— В смысле? — удивляюсь я.
— Я почти ничего не могу в тебе прочитать.
Недоуменно хлопаю ресницами и молчу. Излишняя скрытность никогда не была мне присуща.
— Может, твоя беременность… — начинает говорить Артем, и я вздрагиваю. Одновременно с Серегой.
— Какая беременность? — переспрашиваю я, нервно сглатывая.
Глаза Боровикова еще больше расширяются.
— Примерно четыре недели, — осторожно произносит он.
О-паньки, приехали!
— А ты не знала?
— Мне, понимаешь ли, как-то некогда было об этом задуматься, — бормочу я.
Ситуация осложняется.
— Отец ребенка — проводник? — интересуется Артем.
— Ну да, — вяло отвечаю я, — я дама примерная. Кроме мужа ни с кем…
— Тогда понятно, почему ты закрылась! Ребенок не хочет, чтобы тебя читали.

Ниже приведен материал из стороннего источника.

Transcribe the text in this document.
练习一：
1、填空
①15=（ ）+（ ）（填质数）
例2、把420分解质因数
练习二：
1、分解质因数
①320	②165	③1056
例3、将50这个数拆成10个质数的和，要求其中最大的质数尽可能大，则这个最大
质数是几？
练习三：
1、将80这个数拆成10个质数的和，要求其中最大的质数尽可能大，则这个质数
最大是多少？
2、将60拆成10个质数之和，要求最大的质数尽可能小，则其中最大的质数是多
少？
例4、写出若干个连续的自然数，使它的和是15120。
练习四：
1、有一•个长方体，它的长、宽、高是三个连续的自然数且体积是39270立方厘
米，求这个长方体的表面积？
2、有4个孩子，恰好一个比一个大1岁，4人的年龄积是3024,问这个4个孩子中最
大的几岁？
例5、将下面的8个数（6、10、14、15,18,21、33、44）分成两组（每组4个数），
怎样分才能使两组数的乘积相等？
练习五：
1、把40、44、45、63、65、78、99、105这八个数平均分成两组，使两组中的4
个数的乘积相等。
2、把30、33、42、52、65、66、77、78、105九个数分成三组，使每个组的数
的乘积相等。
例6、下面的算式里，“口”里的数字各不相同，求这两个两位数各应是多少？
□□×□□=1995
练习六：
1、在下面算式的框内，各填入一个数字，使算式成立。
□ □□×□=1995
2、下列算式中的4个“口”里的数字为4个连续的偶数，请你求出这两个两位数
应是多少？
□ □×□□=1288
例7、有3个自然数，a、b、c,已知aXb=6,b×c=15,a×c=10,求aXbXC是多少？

— Угу, — снова бормочу я, — в месяц он уже чего-то не хочет. Что же будет лет через пятнадцать?
Перевожу взгляд на Серегу. Тот аж светится. Как же, он ведь скоро станет дядей! В очередной раз. Нашел, чем гордиться. А мой поход? Жанна Д amp;#арк, она вообще была девственницей, и ей ничего не мешало бодро скакать на белом коне перед войсками! Пузо уж точно не выпирало из-под кирасы. С другой стороны, я, прямо-таки, феноменальна. И ученики-то у меня живучие (вон, достаточно на Боровикова посмотреть — здоровенький и розовенький, как поросеночек), и Мастера ну очень редко детей заводят, а я вот могу.
Нет, физически, женщины-Мастера, конечно, на это способны. Но смысл рожать дитя, если у тебя его сразу отбирают и передают на воспитание в интернат? И не потому, что того требуют интересы государства. А потому что в противном случае ребенок вырастет инвалидом. Ну и рожай после этого! А я вот могу. Запросто. Потому что кровь проводника — не шутка, защищает этого младенца от любых инсинуаций с моей стороны. Какая прелесть! Осталось только отыскать его папашу, вырвать того из лап вредителей или уговорить оставить противоправные действия, если он, конечно, их совершает, и все у нас будет хорошо.
М-да, ржать-то я на эту тему могу долго, но волноваться все равно не перестану. Где там мой Егорушка? Так, сейчас буду плакать, но теперь, по крайней мере, понятно, отчего. Эмоциональный фон у меня нестабилен. Гормоны бродят.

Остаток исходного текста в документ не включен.